房裡只剩下流珠一人,她便輕輕摸向腰間,那裡有把鑲嵌各色寶石,削鐵如泥的珍貴匕首。不管她到了哪個世界,這把匕首都一直跟隨著她。流珠把匕首捧在了掌心,似乎還能看到那個擁有一雙血色眼眸的男人仔細認真地想要把寶石鑲上去的模樣。她閉上眼睛,上個世界她就試過了,將這把匕首丟掉,可是不管她怎麼丟,最後它都會回到她身邊。
纖細的手指柔柔地撫摸過匕首本身,七彩斑斕的寶石在陽光下閃耀著動人的光芒,那男人還在的時候很少對她笑,卻極喜歡將她抱起來,那樣冷酷殘暴的人,卻有著最溫暖的胸膛。流珠不由自主地環住自己,不管到了哪裡,不管遇到了什麼人,那樣的溫暖,都不會再出現了。
符東這一去,一直未歸。堡里不少人都很擔心,唯有流珠滿不在乎。她不僅不在乎符東,也不在乎孩子,小少爺這一個多月了,流珠都從未抱過他。
她曾經很期待自己也能有個孩子,但她的孩子被剖出來做了藥引,那種撕心裂肺的痛,流珠還在忘川河的時候經常感受到。她總是不能自拔地去想,但記憶殘缺不夠完整,如今已經是第三個世界了,她也不過是想起個大概。生前是個怎樣的世界,自己叫什麼名字,來自何方,仇人姓甚名誰……還是想不起來。
這天夜裡,流珠突然驚醒,她單手摸入枕頭下面,悄悄握住匕首,死死地盯著微微喘著粗氣出現在自己房裡的人。當那人撩開床幔時,她狠狠地將匕首朝對方扎去,只是恰巧在那一瞬間藉由月光看清了對方的臉,驚得她連忙收回:「是你----」可惜為時晚矣,只聽到一聲悶哼,符東直接撲在了她身上。
高大的身形把流珠死死壓在床鋪上,她手中的匕首噹啷一聲掉了下去,符東把臉埋入她頸窩,掐著她的纖腰,將她抱得緊緊的,即使是流珠都感覺到了他的悲傷與難過。她本來想推開他,可是那一瞬間的感覺讓她選擇沉默。
符東抱著她,他身上有著濃郁還未散去的血腥味,流珠讓他抱了會兒,才說道:「起來。」
「流珠。」符東一隻手輕輕撫著她的後腦勺。他擁抱的方式很奇特,一手摟著她的腰,一手捧著她的腦袋,極力珍愛和憐惜。「我想你了。」
「起來。」流珠又推了他一把,符東不敢不起,怕惹她生氣,從她身上起來,還不忘拉她一把。結果流珠剛坐起來就一巴掌拍開他的手,「別碰我。」
他站在床前,她盤腿坐在床上,他高大魁梧,她嬌小玲瓏,但這個強壯的男人卻露出了乞求的目光,符東低著頭,就如同做錯事的小孩子。
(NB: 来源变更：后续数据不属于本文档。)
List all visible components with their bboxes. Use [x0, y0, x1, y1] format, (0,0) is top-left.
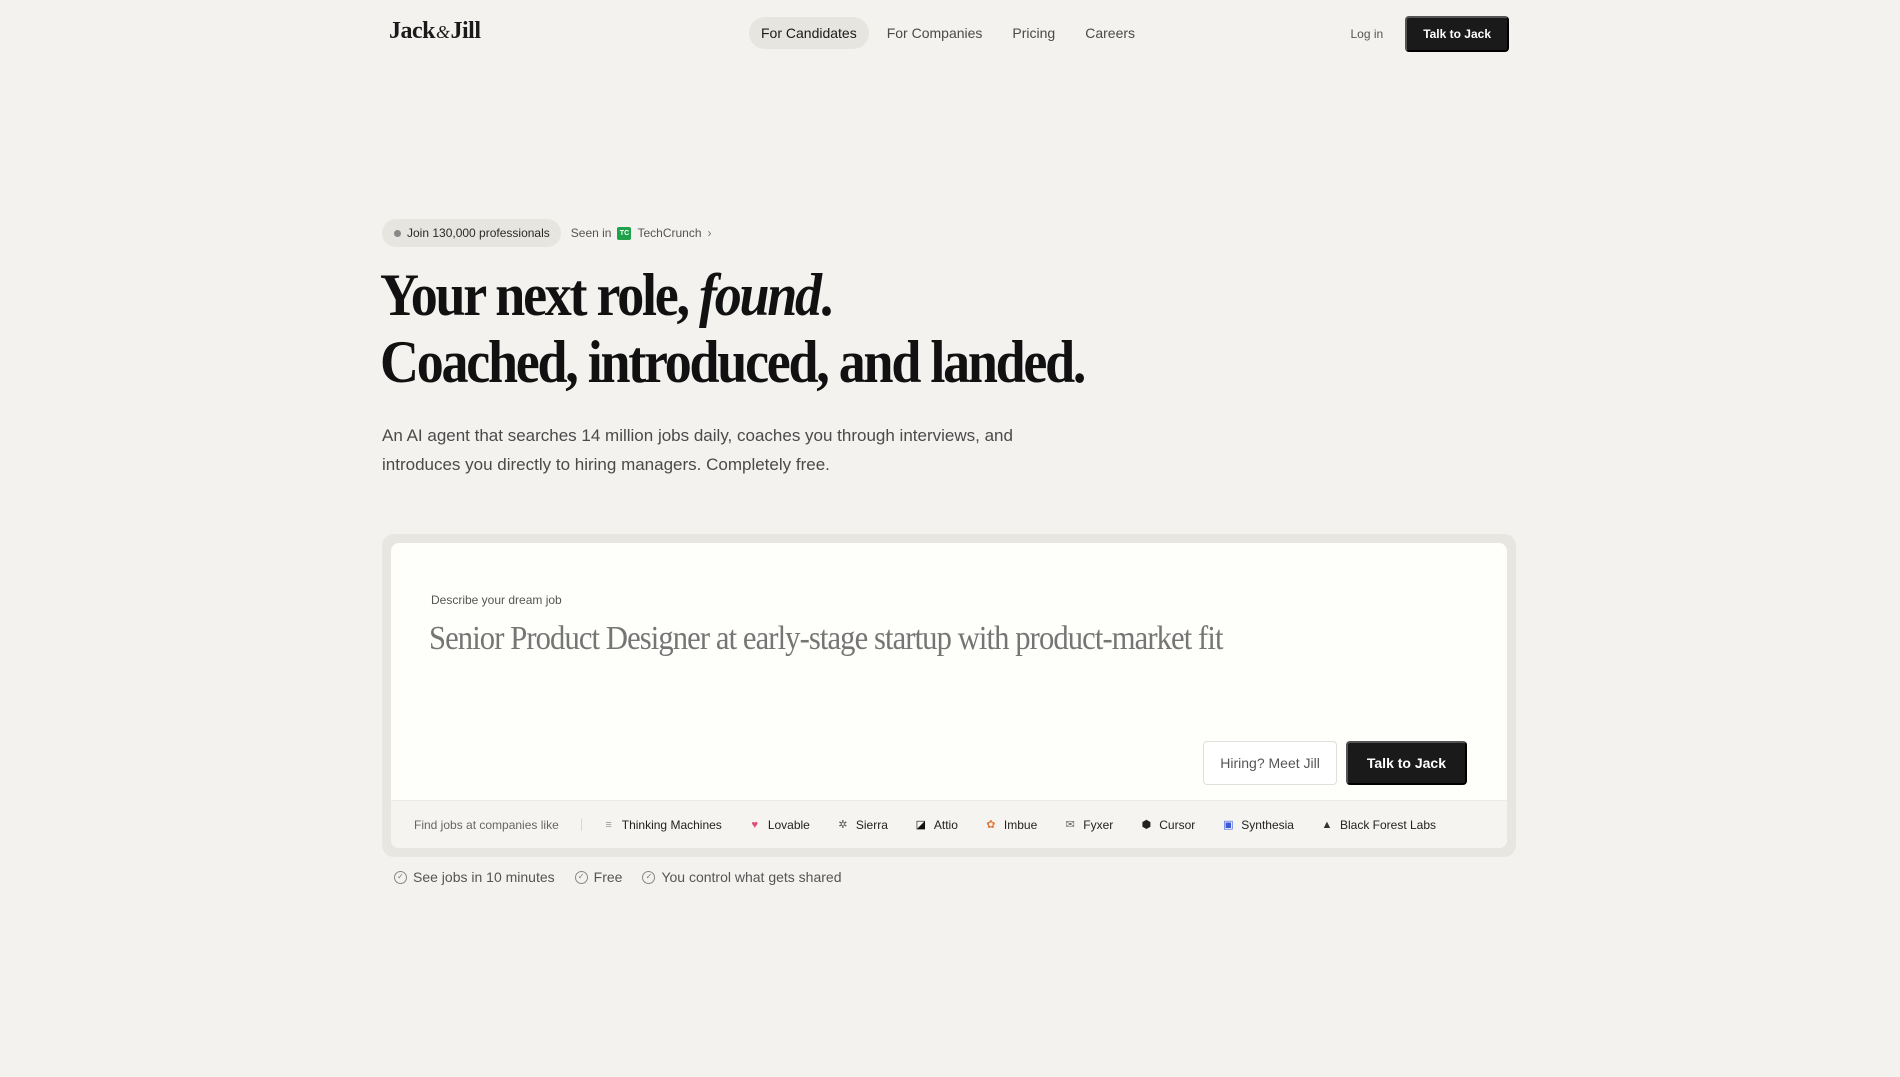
page: Jack&Jill For Candidates For Companies P… [0, 0, 1900, 1077]
company-name: Sierra [855, 817, 888, 832]
check-label: You control what gets shared [661, 869, 842, 885]
company-list: ≡ Thinking Machines ♥ Lovable ✲ Sierra ◪ Attio ✿… [602, 818, 1436, 832]
company-item[interactable]: ♥ Lovable [748, 818, 810, 832]
lines-icon: ≡ [605, 818, 612, 831]
seen-in-link[interactable]: Seen in TC TechCrunch › [571, 226, 712, 240]
hero-badges: Join 130,000 professionals Seen in TC Te… [382, 219, 712, 247]
hero-title: Your next role, found. Coached, introduc… [380, 262, 1086, 396]
nav-right: Log in Talk to Jack [1350, 16, 1509, 52]
company-item[interactable]: ⬢ Cursor [1139, 818, 1195, 832]
check-item: ✓ Free [574, 869, 623, 885]
cube-icon: ⬢ [1141, 819, 1152, 831]
check-circle-icon: ✓ [394, 870, 407, 884]
triangle-icon: ▲ [1321, 818, 1333, 831]
nav-link-for-companies[interactable]: For Companies [875, 17, 995, 49]
nav-link-careers[interactable]: Careers [1073, 17, 1147, 49]
company-name: Fyxer [1083, 817, 1114, 832]
status-dot-icon [394, 229, 401, 237]
check-label: See jobs in 10 minutes [413, 869, 555, 885]
company-item[interactable]: ◪ Attio [914, 818, 958, 832]
techcrunch-label: TechCrunch [637, 226, 702, 240]
company-name: Cursor [1159, 817, 1196, 832]
nav-link-for-candidates[interactable]: For Candidates [749, 17, 869, 49]
synthesia-icon: ▣ [1223, 819, 1234, 831]
dream-job-card: Describe your dream job Hiring? Meet Jil… [382, 534, 1516, 857]
login-link[interactable]: Log in [1350, 27, 1383, 41]
nav-links: For Candidates For Companies Pricing Car… [749, 17, 1147, 49]
benefit-checks: ✓ See jobs in 10 minutes ✓ Free ✓ You co… [394, 869, 841, 885]
company-name: Synthesia [1241, 817, 1294, 832]
hero-title-emphasis: found [698, 262, 822, 328]
company-item[interactable]: ✉ Fyxer [1063, 817, 1114, 832]
logo-amp: & [436, 22, 450, 42]
fyxer-icon: ✉ [1065, 819, 1075, 831]
chevron-right-icon: › [707, 226, 712, 240]
gear-icon: ✲ [838, 819, 848, 831]
logo-jack: Jack [389, 18, 436, 44]
company-name: Imbue [1003, 817, 1038, 832]
fade-overlay [1437, 801, 1507, 848]
company-name: Black Forest Labs [1339, 817, 1437, 832]
dream-job-input[interactable] [429, 615, 1356, 663]
divider [580, 818, 582, 831]
dream-job-card-inner: Describe your dream job Hiring? Meet Jil… [391, 543, 1507, 848]
seen-in-label: Seen in [570, 226, 612, 240]
company-item[interactable]: ✲ Sierra [836, 818, 888, 832]
check-circle-icon: ✓ [642, 870, 656, 884]
check-label: Free [593, 869, 623, 885]
company-name: Thinking Machines [621, 817, 722, 832]
logo-jill: Jill [450, 18, 482, 44]
join-badge: Join 130,000 professionals [382, 219, 561, 247]
top-nav: Jack&Jill For Candidates For Companies P… [389, 16, 1509, 52]
attio-icon: ◪ [915, 819, 927, 831]
hero-subtitle: An AI agent that searches 14 million job… [382, 426, 1013, 474]
company-item[interactable]: ▲ Black Forest Labs [1320, 817, 1437, 832]
hero-title-line-2: Coached, introduced, and landed. [380, 329, 1086, 395]
companies-strip: Find jobs at companies like ≡ Thinking Ma… [391, 800, 1507, 848]
card-talk-to-jack-button[interactable]: Talk to Jack [1345, 741, 1467, 785]
check-item: ✓ You control what gets shared [642, 869, 841, 885]
check-item: ✓ See jobs in 10 minutes [394, 869, 555, 885]
find-jobs-label: Find jobs at companies like [414, 817, 559, 832]
hiring-meet-jill-button[interactable]: Hiring? Meet Jill [1203, 741, 1337, 785]
dream-job-label: Describe your dream job [431, 593, 562, 607]
hero-title-post: . [819, 262, 833, 328]
hero-title-pre: Your next role, [380, 262, 699, 328]
logo[interactable]: Jack&Jill [389, 16, 481, 47]
company-name: Lovable [767, 817, 810, 832]
nav-link-pricing[interactable]: Pricing [1000, 17, 1067, 49]
check-circle-icon: ✓ [574, 870, 588, 884]
join-badge-label: Join 130,000 professionals [407, 226, 550, 240]
hero-title-line-1: Your next role, found. [380, 262, 1064, 329]
heart-icon: ♥ [751, 818, 759, 831]
card-actions: Hiring? Meet Jill Talk to Jack [1203, 741, 1467, 785]
nav-talk-to-jack-button[interactable]: Talk to Jack [1405, 16, 1509, 52]
company-item[interactable]: ✿ Imbue [984, 818, 1037, 832]
company-item[interactable]: ≡ Thinking Machines [602, 818, 722, 832]
techcrunch-icon: TC [617, 226, 632, 240]
company-item[interactable]: ▣ Synthesia [1221, 818, 1294, 832]
imbue-icon: ✿ [986, 819, 996, 831]
company-name: Attio [933, 817, 958, 832]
流珠指了指梳妝檯的小抽屜:「那裡有藥箱,你自己處理傷口吧。」
符東驚喜地笑了一笑,連忙取出繃帶與金瘡藥,流珠才看到自己剛才是刺中了他的手臂,現在被子上染了好多血。她抿著唇瓣,問道:「你受傷了?」
「沒有,是我不小心。」符東對她笑了笑,可流珠看得分明,他身上並不止自己剛剛留下的傷口,從他身上的血腥味就可以判斷,她傷得很重。
但她始終沒有插手,靜靜地看著符東自己處理傷口。他那麼高的人坐在梳妝檯前有些小小的滑稽,看得出來他很小心翼翼,怕弄壞她的東西似的,時不時還對她咧嘴笑一笑。平日不習慣笑的人突然一笑有點彆扭,可那份深情溫柔卻無論如何都擋不住。
等到符東處理完傷口就想要上床睡覺了。流珠沒有說話,沉默地睡到了床裡邊。符東躺下來,不敢碰她,這個女人離他這麼近,又那麼遠。
在他觸手可及的地方,也在他遙望的遠方。
流珠一直沒有睡著,她慣是沒心沒肺,只是如今胸腔跳動著活人的心,便不由自主要感受到對方的情感。酸澀、難過、擔憂、自厭……各種各樣的情緒匯集在一起,完全不知道要如何是好。
如果她沒有出現,流珠一輩子都不會告訴符東自己的真實感受。她一輩子沒有接受符東,也沒有接受自己跟符東的孩子,因為沒有等到她做決定,符家堡就已經不存在了。符東也好,孩子也好,都隨著一場大火,從此消失在人世間。
但她卻活了下來,被符東送了出去。他甚至都沒有告訴她到底發生了什麼。這些年來她被負罪感壓迫的無法生活,只能靠怨恨符東讓自己的生命變得有意義。
想死嗎?
想的。
可是又捨不得死。
捨不得誰?
最後她仿佛報仇成功,卻又好像沒有成功。流珠後來一直在想,如果死掉的是自己,那才是正確的走向。
所以她的心愿很簡單。乾淨的死去,放過符東,也放過自己。
他們之間橫亘著永遠無法跨越的距離,如果想要結束這一切,就一定要有一個人不復存在。在符家堡覆滅前,符東將她秘密送走,所有愛她的人都是這樣,寧肯自己身死,也要保證她的安全。流珠不知道自己有何價值存在,她其實有些話一直想跟符東說,卻從沒有機會說出口。
這一次她想借女鬼的口告訴他。
等聽到身後的呼吸,流珠才閉上眼睛,翻了個身,安靜地看著符東。他生得很是俊美,一雙劍眉斜飛入鬢,黑眸睜開的時候孤高冷傲,閉上的時候便顯得柔和許多,不再那麼有壓迫感。多麼好看的人,還有一顆正義且溫柔的心。
若是能放下一切,那自然好,可流珠放不下。曾經每個晚上,每當她對符東感到心動,便會看見未婚夫染血的臉出現在面前,每當她想遺忘過去重新開始,爹娘的面容便會在眼前迴蕩,多少次夢中她夢見他們,她問他們,自己能不能和符東在一起,能不能愛上符東,可他們從來都不回答,只是漸行漸遠。